I was reminded of Dorothy Parker, (1893-1967), the controversial American writer who was best known for her caustic wit. While playing a word game with some friends she was challenged to use the word HORTICULTURE in a sentence. She came up with “You can lead a horticulture, but you can’t make her think.” which of course is a take-off from the well known caption “You can lead a horse to water but you can’t make him drink”.

Then there is our plain-speaking US President Harry S Truman.
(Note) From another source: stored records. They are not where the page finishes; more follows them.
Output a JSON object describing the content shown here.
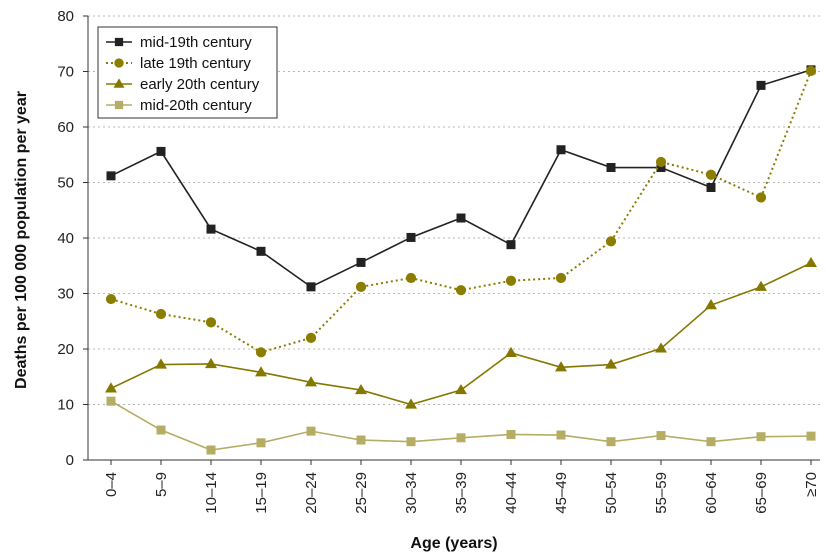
{
  "chart_data": {
    "type": "line",
    "title": "",
    "xlabel": "Age (years)",
    "ylabel": "Deaths per 100 000 population per year",
    "categories": [
      "0–4",
      "5–9",
      "10–14",
      "15–19",
      "20–24",
      "25–29",
      "30–34",
      "35–39",
      "40–44",
      "45–49",
      "50–54",
      "55–59",
      "60–64",
      "65–69",
      "≥70"
    ],
    "ylim": [
      0,
      80
    ],
    "yticks": [
      0,
      10,
      20,
      30,
      40,
      50,
      60,
      70,
      80
    ],
    "grid": true,
    "legend_position": "top-left",
    "series": [
      {
        "name": "mid-19th century",
        "color": "#222222",
        "marker": "square",
        "line_style": "solid",
        "values": [
          51.2,
          55.6,
          41.6,
          37.6,
          31.2,
          35.6,
          40.1,
          43.6,
          38.8,
          55.9,
          52.7,
          52.7,
          49.1,
          67.5,
          70.3
        ]
      },
      {
        "name": "late 19th century",
        "color": "#8a7d00",
        "marker": "circle",
        "line_style": "dotted",
        "values": [
          29.0,
          26.3,
          24.8,
          19.4,
          22.0,
          31.2,
          32.8,
          30.6,
          32.3,
          32.8,
          39.4,
          53.7,
          51.4,
          47.3,
          70.1
        ]
      },
      {
        "name": "early 20th century",
        "color": "#857800",
        "marker": "triangle",
        "line_style": "solid",
        "values": [
          12.9,
          17.2,
          17.3,
          15.8,
          14.0,
          12.6,
          10.0,
          12.6,
          19.3,
          16.7,
          17.2,
          20.1,
          27.9,
          31.2,
          35.5
        ]
      },
      {
        "name": "mid-20th century",
        "color": "#b5ad64",
        "marker": "square",
        "line_style": "solid",
        "values": [
          10.6,
          5.4,
          1.8,
          3.1,
          5.2,
          3.6,
          3.3,
          4.0,
          4.6,
          4.5,
          3.3,
          4.4,
          3.3,
          4.2,
          4.3
        ]
      }
    ]
  }
}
He is credited with two phrases that have stood the test of time (since 1949). They are: “If you can’t stand the heat, get out of the kitchen” which he often would say to his staff, and: “The buck stops here.” He did not originate the later but had a sign to that effect on his desk for his stint as President so he is usually thought to have coined it.

And, of course, when our carefully prepared plans go wrong we are quick to shrug our shoulders and say: “The best laid schemes of mice and men often go astray”. This can be traced directly to a Robert Burns’ poem entitled “To A Mouse, 1786”. He had upturned a mouse’s nest while plowing a field and the poem is his apology to the mouse !

Well, I could go on forever but they say that “brevity is the soul of wit” (Shakespeare's Hamlet, 1602) so I’ll call it quits. Besides which “two heads are better than one” (proverb first recorded in John Heywood's A dialogue conteinyng the nomber in effect of all the prouerbes in the Englishe tongue, 1546) so I’ll be waiting “with bated breath”, (1250–1300; Middle English, aphetic variant of ABATE) to see what you guys come up with !!



Blogger kenju said...

I love knowing the origins of catch phrases and silly sayings. I used to own a book on the subject called "A Hog on Ice." I bet you would enjoy that!

5:40 PM  
Blogger Syd said...

Here are a few that I heard from my family growing up:

"She could talk the legs off an iron pot"
"He is as fat as a grampas"
"Strike while the iron is hot"

I have no idea whether these were originals or just passed along in the family. They struck me as funny when I was a kid.

3:46 AM  
Blogger Arkansas Patti said...

I love origins of our everyday sayings.
I totally cracked up at "horticulture."

4:13 AM  
Anonymous Anonymous said...

Many sayings are from the Bible and the classical Greeks and Romans. How strange that the saying "history repeats itself" is both wrong and often attributed to the wrong person. Dianne

12:18 PM  
Blogger troutbirder said...

What fun. As a former basketball coach I always like "There's no I in TEAM."

2:43 AM  
Blogger Anvilcloud said...

Fun post. When I have looked up origins in the past, I have also read various possibilities. But I do have a vague recollection of reading the poem about the " tim'rous beastie" in school. Of course, they would likely analyze rap lyrics now. Not that it's wrong to do so.